Dans un arrêt rendu à six voix contre trois, la plus haute juridiction américaine a tranché : le président Trump a outrepassé ses pouvoirs en imposant ces surtaxes sans l'approbation du Congrès. La Cour a estimé que l'invocation de la loi de 1977 sur les pouvoirs économiques d'urgence (IEEPA) n'était pas justifiée dans ce contexte.
Le président de la Cour, John Roberts, a été catégorique en indiquant que le président doit démontrer une autorisation claire du Congrès pour exercer un tel pouvoir sur les droits de douane. Cette décision fait suite à une contestation menée par 12 États américains et plusieurs entreprises privées.
Pour Donald Trump, cette décision est une honte, et des sources proches de la Maison-Blanche évoquent déjà l'existence d'un plan de secours pour réimposer certaines taxes par d'autres mécanismes.
La Saskatchewan reste vigilante
Dans une déclaration officielle, le gouvernement de la Saskatchewan a tempéré l'enthousiasme général.
Bien que la décision soit une bonne nouvelle, nous évaluons toujours l'impact sur les industries, l'économie et les finances de la Saskatchewan.
Le gouvernement provincial souligne deux points importants. D'une part, cette décision de la Cour suprême ne lève pas l'ensemble des barrières tarifaires américaines, et d'autre part, le risque de réimposition est élevé, car l'administration américaine pourrait chercher d'autres moyens légaux pour rétablir tout ou partie de ces droits de douane.
Face à cette incertitude persistante, la province réaffirme sa stratégie de diversification de ses marchés d'exportation vers d'autres pays.
La Saskatchewan poursuivra ses efforts pour convaincre les législateurs américains qu'un commerce libre et équitable entre le Canada et les États-Unis profite aux entreprises et aux consommateurs des deux pays, peut-on également lire.
La potasse saskatchewanaise
L'impact de cette décision sur le produit phare de la Saskatchewan, la potasse, est nuancé par les accords commerciaux existants.
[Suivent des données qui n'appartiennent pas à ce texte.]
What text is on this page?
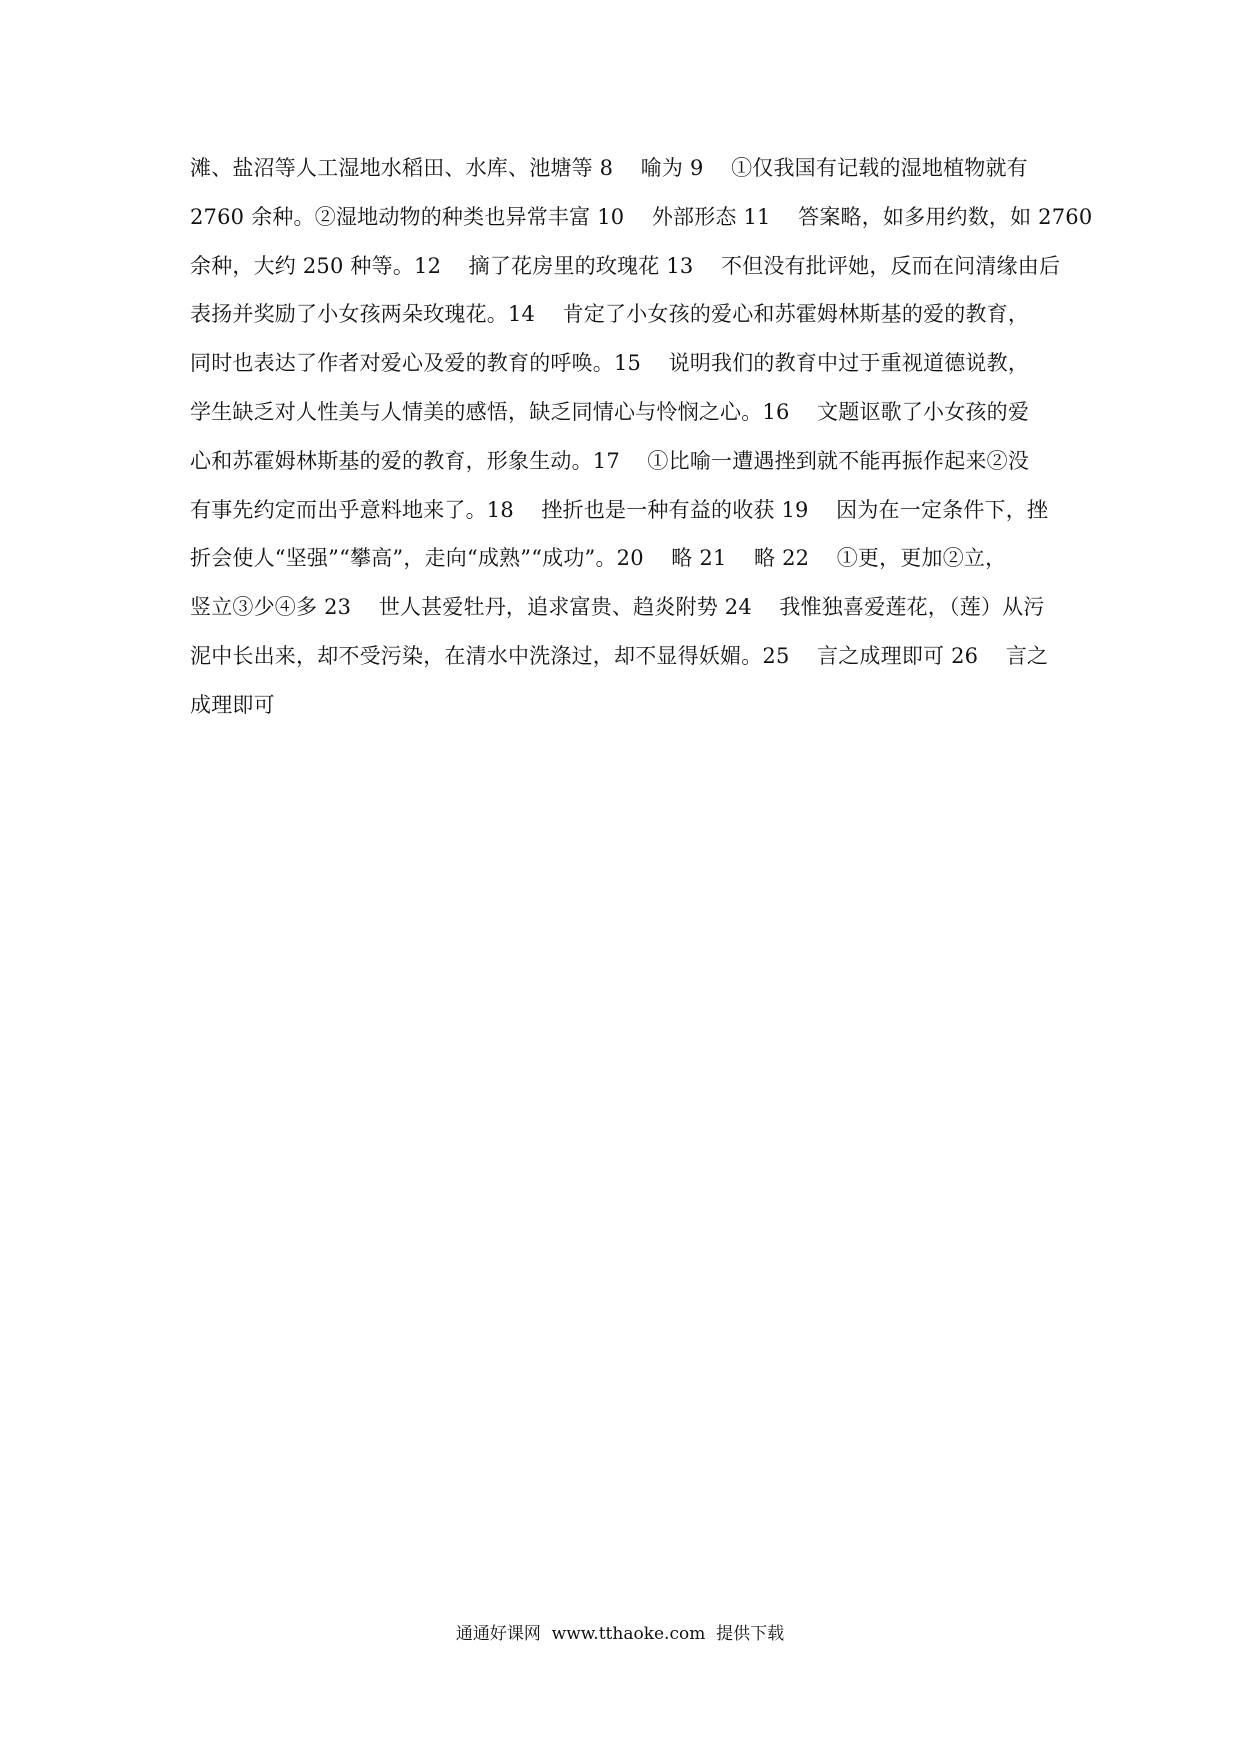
滩、盐沼等人工湿地水稻田、水库、池塘等 8    喻为 9    ①仅我国有记载的湿地植物就有
2760 余种。②湿地动物的种类也异常丰富 10    外部形态 11    答案略，如多用约数，如 2760
余种，大约 250 种等。12    摘了花房里的玫瑰花 13    不但没有批评她，反而在问清缘由后
表扬并奖励了小女孩两朵玫瑰花。14    肯定了小女孩的爱心和苏霍姆林斯基的爱的教育，
同时也表达了作者对爱心及爱的教育的呼唤。15    说明我们的教育中过于重视道德说教，
学生缺乏对人性美与人情美的感悟，缺乏同情心与怜悯之心。16    文题讴歌了小女孩的爱
心和苏霍姆林斯基的爱的教育，形象生动。17    ①比喻一遭遇挫到就不能再振作起来②没
有事先约定而出乎意料地来了。18    挫折也是一种有益的收获 19    因为在一定条件下，挫
折会使人“坚强”“攀高”，走向“成熟”“成功”。20    略 21    略 22    ①更，更加②立，
竖立③少④多 23    世人甚爱牡丹，追求富贵、趋炎附势 24    我惟独喜爱莲花，（莲）从污
泥中长出来，却不受污染，在清水中洗涤过，却不显得妖媚。25    言之成理即可 26    言之
成理即可
通通好课网  www.tthaoke.com  提供下载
Les États-Unis dépendent du Canada pour 85 à 90 % de leur approvisionnement en potasse, et la Saskatchewan représente à elle seule plus de 85 % de ces importations.
Depuis le 7 mars, une nouvelle règle stipulait que toute importation de potasse non conforme à l’Accord Canada–États-Unis–Mexique (ACEUM) serait sujette à un tarif de 10 %. Toutefois, en pratique, la quasi-totalité de la potasse saskatchewanaise est conforme à l'ACEUM. Elle entre donc aux États-Unis en franchise de douanes, malgré les velléités protectionnistes de Washington.
Contactés après la décision de la Cour suprême, les géants miniers BHP (qui développe la mine Jansen près de Saskatoon) et Nutrien (qui exploite des sites à Rocanville, Lanigan et Allan) ont tous deux refusé de commenter la nouvelle.